Created by Pam Wiznitzer, Trademark & Belle Shoals
2 oz. Patron Reposado
2 oz. Water
.75 oz. Lemon juice
2 tbsp Worcestershire sauce (UK)
3 dashes Bitterman’s Hellfire Bitters
5 dashes Horseradish tincture
Red tomatoes + pinch Piri Piri (Portugal)
Orange tomatoes + Habanero (South America)
Yellow tomatoes + Saffron (India)
Green tomatoes + Zaatar (Middle East)
Directions: To make ice cubes: Blend ingredients together thoroughly and strain for seeds.
The night before, make the Bloody Maria ice cubes and freeze each color individually.
In a highball glass, Crush/smash 1-2 Bloody Maria ice cubes of each tomato color. Fill the highball glass with the ice, layering by color.

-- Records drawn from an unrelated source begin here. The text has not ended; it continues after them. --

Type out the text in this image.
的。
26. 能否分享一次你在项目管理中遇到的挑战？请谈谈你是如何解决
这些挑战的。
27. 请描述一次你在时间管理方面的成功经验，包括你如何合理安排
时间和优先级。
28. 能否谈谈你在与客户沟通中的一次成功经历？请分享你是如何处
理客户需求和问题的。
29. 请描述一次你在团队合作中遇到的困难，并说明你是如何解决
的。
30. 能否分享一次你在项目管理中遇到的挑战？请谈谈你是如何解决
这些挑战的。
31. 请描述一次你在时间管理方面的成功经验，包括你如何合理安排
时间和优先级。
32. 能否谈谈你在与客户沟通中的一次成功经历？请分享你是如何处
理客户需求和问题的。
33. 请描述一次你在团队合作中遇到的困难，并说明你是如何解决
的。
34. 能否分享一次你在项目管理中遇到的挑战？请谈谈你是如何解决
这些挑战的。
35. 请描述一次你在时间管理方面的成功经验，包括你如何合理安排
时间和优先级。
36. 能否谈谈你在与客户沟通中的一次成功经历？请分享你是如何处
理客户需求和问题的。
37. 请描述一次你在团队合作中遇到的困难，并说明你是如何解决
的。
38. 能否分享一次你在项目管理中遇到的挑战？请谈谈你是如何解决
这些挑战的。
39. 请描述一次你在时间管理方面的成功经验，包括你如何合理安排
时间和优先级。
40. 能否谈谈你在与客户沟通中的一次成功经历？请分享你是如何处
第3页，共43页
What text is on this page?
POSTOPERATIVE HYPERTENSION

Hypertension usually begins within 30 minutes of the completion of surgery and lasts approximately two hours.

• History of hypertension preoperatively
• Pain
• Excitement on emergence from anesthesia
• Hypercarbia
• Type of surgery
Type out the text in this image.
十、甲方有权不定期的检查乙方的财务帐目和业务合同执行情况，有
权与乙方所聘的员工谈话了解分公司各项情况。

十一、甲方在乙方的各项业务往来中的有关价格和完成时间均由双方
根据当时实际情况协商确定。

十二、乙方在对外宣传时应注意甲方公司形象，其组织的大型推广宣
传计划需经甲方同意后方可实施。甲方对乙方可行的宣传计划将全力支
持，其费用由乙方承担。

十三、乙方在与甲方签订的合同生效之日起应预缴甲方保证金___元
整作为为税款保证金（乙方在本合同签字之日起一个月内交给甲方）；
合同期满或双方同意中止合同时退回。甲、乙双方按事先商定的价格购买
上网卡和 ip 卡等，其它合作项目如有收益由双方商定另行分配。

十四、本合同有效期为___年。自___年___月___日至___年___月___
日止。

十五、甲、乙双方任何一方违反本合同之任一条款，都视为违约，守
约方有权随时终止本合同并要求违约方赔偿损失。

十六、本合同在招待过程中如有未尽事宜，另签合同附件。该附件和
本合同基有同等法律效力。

In a separate glass, combine 2 oz. Patrón Reposado, .75 oz. lemon juice, 3 dashes Bitterman’s Hellfire Bitters, 5 dashes Horseradish Tincture.
Pour mixture into the highball glass over ice. Add straw and garnish with a skewer that has multicolored tomatoes, fresh squash blossom, exotic international peppers and celery with leaf still attached
Created by James Frankhouse of Goodnight Sonny
2 oz. The Macallan Sherry Oak 12 Years Old
¼ oz. fig rosemary maple syrup
2 dashes angostura bitters
2 dashes orange bitters
Directions: Combine sherry, fig rosemary maple syrup and bitters. Serve in rocks glass with ice ball. Garnish with rosemary sprig, lemon peel and orange peel.